Quelques jours que Persona est dans ma tête à me triturer pour tenter d'en découdre avec cette histoire de vampirisme (explicité par une scène très équivoque). J'ai du lire une dizaines de critiques pour aiguiser ma pensée, regarder quelques avis par-ci par-là : tout cela pour conforter l'idée que je m'en étais faite.
Envoyer Halifax vers un film suédois sous-titrés français ce n'était pas une mince à faire. Déjà que dans ma pure naïveté je ne savais même pas que le film était en suédois. Mais bon, quand faut y aller, faut y aller ! En plus, tombant sur cette scène d'ouverture totalement folle, je vous avoue que j'ai eu très peur de passer un très mauvais moment.
J'ai en effet passé un "très mauvais moment" mais ce fut pour mon plus grand plaisir. Déjà parce qu'au final, cette scène d'ouverture donne la "réponse" de ce qu'est le film mais qu'en plus c'est une expérience unique de transfert de personnalité, de traduction cinématographique de la personne et de la conscience, du physique et de l'esprit, de l'âme et du corps. Un mauvais moment dans le sens où durant tout le film je ne savais pas ou on allait. Bergman nous balade dans un labyrinthe de personnalité foutrement intelligent.
Persona est d'abord une claque visuelle. Bibi Andersson (MAGNIFIQUE) et Liv Ullmann (idem) sont filmées de près, leur visage fait de lumières et d'ombres. Idée très bien retranscrite par Guyness dans sa critique avec l'idée du film en "blanc et noir". Visuellement c'est magnifique, immersif et oppressant avec une mise en scène qui sans cesse se referme sur les deux protagonistes. Se rapprocher, sans cesse se rapprocher pour, au final, finir par ne faire qu'un. Sur les plans plus larges, Bergman repose son cerveau : caméra fixe la plupart du temps (et traveling). Ce qui n'est pas plus mal d'ailleurs. En témoigne cette scène digne d'un théâtre avec ces morceaux de verres. Le tensiomètre est à son comble. C'est d'un sadisme extrême car on sent la tension montée entre les deux femmes. L'ambiance grimpe sans cesse en tension. Sans jamais laisser le spectateur se reposer sur un acquis quel qu'il soit, Persona n'est jamais immobile, les personnalités sont changeantes, se lient et délient au gré des échanges et des tensions.

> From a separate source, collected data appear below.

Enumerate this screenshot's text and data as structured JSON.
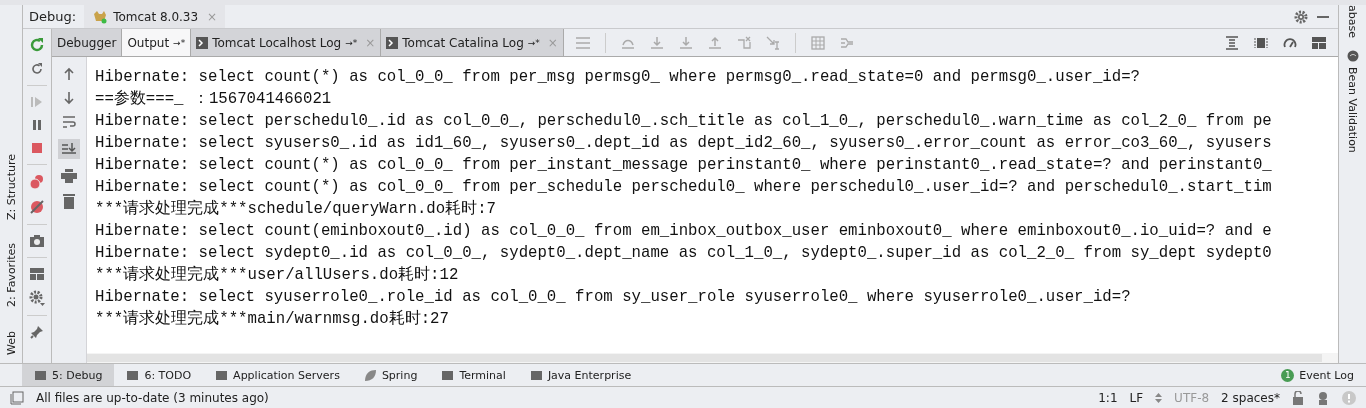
{
  "debug_header": {
    "label": "Debug:",
    "session_tab": "Tomcat 8.0.33",
    "close": "×"
  },
  "tabs": [
    {
      "label": "Debugger",
      "selected": false
    },
    {
      "label": "Output",
      "selected": true,
      "pin": "→*"
    },
    {
      "label": "Tomcat Localhost Log",
      "selected": false,
      "pin": "→*",
      "close": "×"
    },
    {
      "label": "Tomcat Catalina Log",
      "selected": false,
      "pin": "→*",
      "close": "×"
    }
  ],
  "console_lines": [
    "Hibernate: select count(*) as col_0_0_ from per_msg permsg0_ where permsg0_.read_state=0 and permsg0_.user_id=?",
    "==参数===_ ：1567041466021",
    "Hibernate: select perschedul0_.id as col_0_0_, perschedul0_.sch_title as col_1_0_, perschedul0_.warn_time as col_2_0_ from pe",
    "Hibernate: select syusers0_.id as id1_60_, syusers0_.dept_id as dept_id2_60_, syusers0_.error_count as error_co3_60_, syusers",
    "Hibernate: select count(*) as col_0_0_ from per_instant_message perinstant0_ where perinstant0_.read_state=? and perinstant0_",
    "Hibernate: select count(*) as col_0_0_ from per_schedule perschedul0_ where perschedul0_.user_id=? and perschedul0_.start_tim",
    "***请求处理完成***schedule/queryWarn.do耗时:7",
    "Hibernate: select count(eminboxout0_.id) as col_0_0_ from em_inbox_outbox_user eminboxout0_ where eminboxout0_.io_uid=? and e",
    "Hibernate: select sydept0_.id as col_0_0_, sydept0_.dept_name as col_1_0_, sydept0_.super_id as col_2_0_ from sy_dept sydept0",
    "***请求处理完成***user/allUsers.do耗时:12",
    "Hibernate: select syuserrole0_.role_id as col_0_0_ from sy_user_role syuserrole0_ where syuserrole0_.user_id=?",
    "***请求处理完成***main/warnmsg.do耗时:27"
  ],
  "left_strip": [
    "Z: Structure",
    "2: Favorites",
    "Web"
  ],
  "right_strip": [
    "abase",
    "Bean Validation"
  ],
  "tool_tabs": [
    {
      "label": "5: Debug",
      "selected": true
    },
    {
      "label": "6: TODO",
      "selected": false
    },
    {
      "label": "Application Servers",
      "selected": false
    },
    {
      "label": "Spring",
      "selected": false
    },
    {
      "label": "Terminal",
      "selected": false
    },
    {
      "label": "Java Enterprise",
      "selected": false
    }
  ],
  "event_log": {
    "count": "1",
    "label": "Event Log"
  },
  "status_bar": {
    "message": "All files are up-to-date (3 minutes ago)",
    "position": "1:1",
    "line_sep": "LF",
    "encoding": "UTF-8",
    "indent": "2 spaces*"
  }
}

Pendant que cette actrice ancrée dans son mutisme absorbe l'expérience et le vécu de son infirmière, celle-ci, se vide totalement de toutes ces choses qui l'habitaient. L'une se vide, l'autre se rempli. Terrible image que cette scène de vampirisme, sur le coup quasi vide de sens mais qui par la suite prend tout son sens alors que les deux visages fusionnent. Avant cela, toute la partie sur l'arrivée du mari nous avait pourtant mis la puce à l'oreille. Le corps et l'esprit, l'une est le physique, l'autre la conscience.
Une aventure psychanalytique inégalée qui vient titiller nos méninges et nos neurones. Une aventure où il faut aussi accepter de ne pas tout saisir, de ne pas tout comprendre. L'inexplicable ne se comprend pas.
Bergman propose ici un objet totalement inclassable. Ni un film "intello", ni un film "bobo", ni je ne sais quoi. Juste quelque chose de différent. Où il se permet de nous apostropher directement en cassant le 4ème mur avec une esthétique rare. En témoigne cette somptueuse image de ces deux femmes face caméra, nous regardant. Fabuleux de beauté.
A la fois quasi philosophique en imageant une forme de contraction de personnalité et esthétique. Persona fait partie de ces films qui resteront des éléments uniques du cinéma. De part le concept et l'idée mais aussi par son caractère subversif et oppressant. Une expérience unique pour ma part, une satisfaction aussi de m'être ouvert à cela non pas pour "paraitre" mais pour s'étoffer intérieurement.
Cet avis n'est qu'un avis de plus sur un film connu et reconnu mais qui devrait avoir une place bien plus grande tellement l'expérience est unique. Un thriller psychanalytique fantastique.